Algorithm Development

The use of ion coding at the input to the mass sector to break the trade-off between throughput and resolution, requires accurate mathematical reconstruction to estimate the mass spectrum from the spatial pattern produced at the detector.

An Explicit Forward Model

Thus we have derived a mathematical forward model for our custom built 90-degree magnetic sector system (hereafter referred to as a 90-degree MS) for both 1-D and 2-D coded apertures. Based on some initial known compound measurements, we have calibrated our system forward models such that they correspond to the 90-degree MS. Based on this explicit forward model, we formulate an algorithm to reconstruct mass spectra from ion intensity vs. detector position data measured in our 90-degree MS.

We have measured this ion intensity for a range of concentrations of argon, ethanol, and acetone using spatially coded apertures of varying complexity, and compare the reconstructed spectra with measurements made using a single slit. We have shown that the use of 1-D coded apertures can produce more than an order-of-magnitude increase in throughput and an accompanying increase in SBR with no decrease in instrument resolution.

Algorithms for leak localization will also be developed for this program.

When a potential leak is detected from a central point or “home base," locations at which to sample will be calculated by our algorithms in order to effectively reduce the potential area of the leak location using the algorithms and the data from wind sensors.

Continuous Measurement

The operations protocol is that the CAMMS-ES will routinely survey the well pad, continually acquiring mass spectra. Those measurements will be combined with wind measurements and fed to an inference algorithm that is continually attempting to determine if the measurements are consistent with the presence of leaks.
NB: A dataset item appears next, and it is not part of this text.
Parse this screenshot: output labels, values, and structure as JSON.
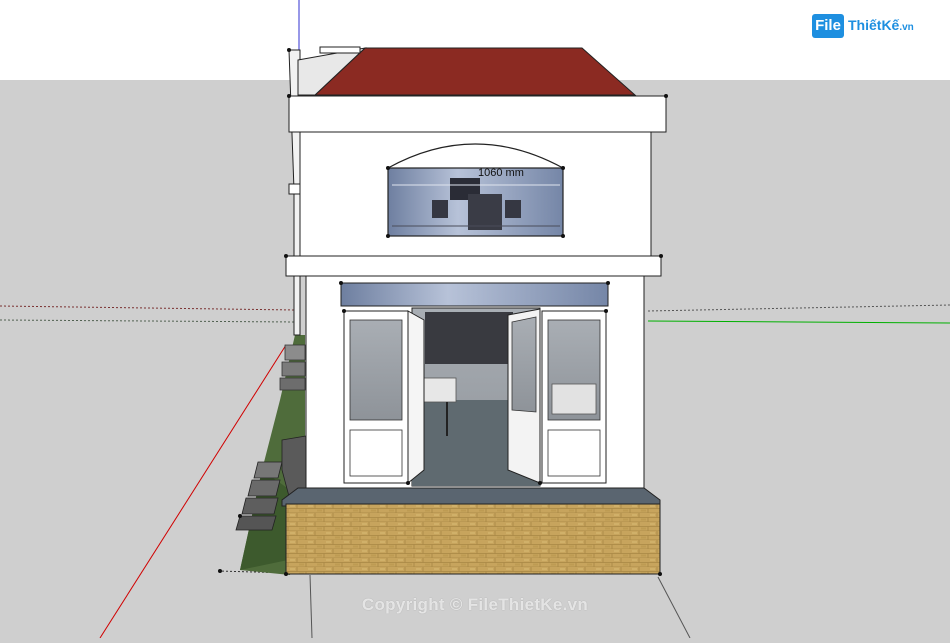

Once the presence of a leak has been ascertained to within a desired confidence level, the CAMMS-ES will transition to a directed localization mode. In this mode, the inference algorithm will guide the CAMMS-ES to locations on the well pad that are well suited for making measurements that will reduce the leak localization and rate uncertainty. Updated measurements will be employed by the inference algorithm to update the leak model, and the autonomous platform will be redirected to the next most helpful location on the pad.

The goal of the inference algorithm is two-fold:

  • To estimate jointly the locations and flow rates of the leaks described and the background methane profile that together are most consistent with the collected measurements, and
  • Given wind estimates based on the near-term wind history, to predict locations on the well pad that will be well-suited to reducing the uncertainty.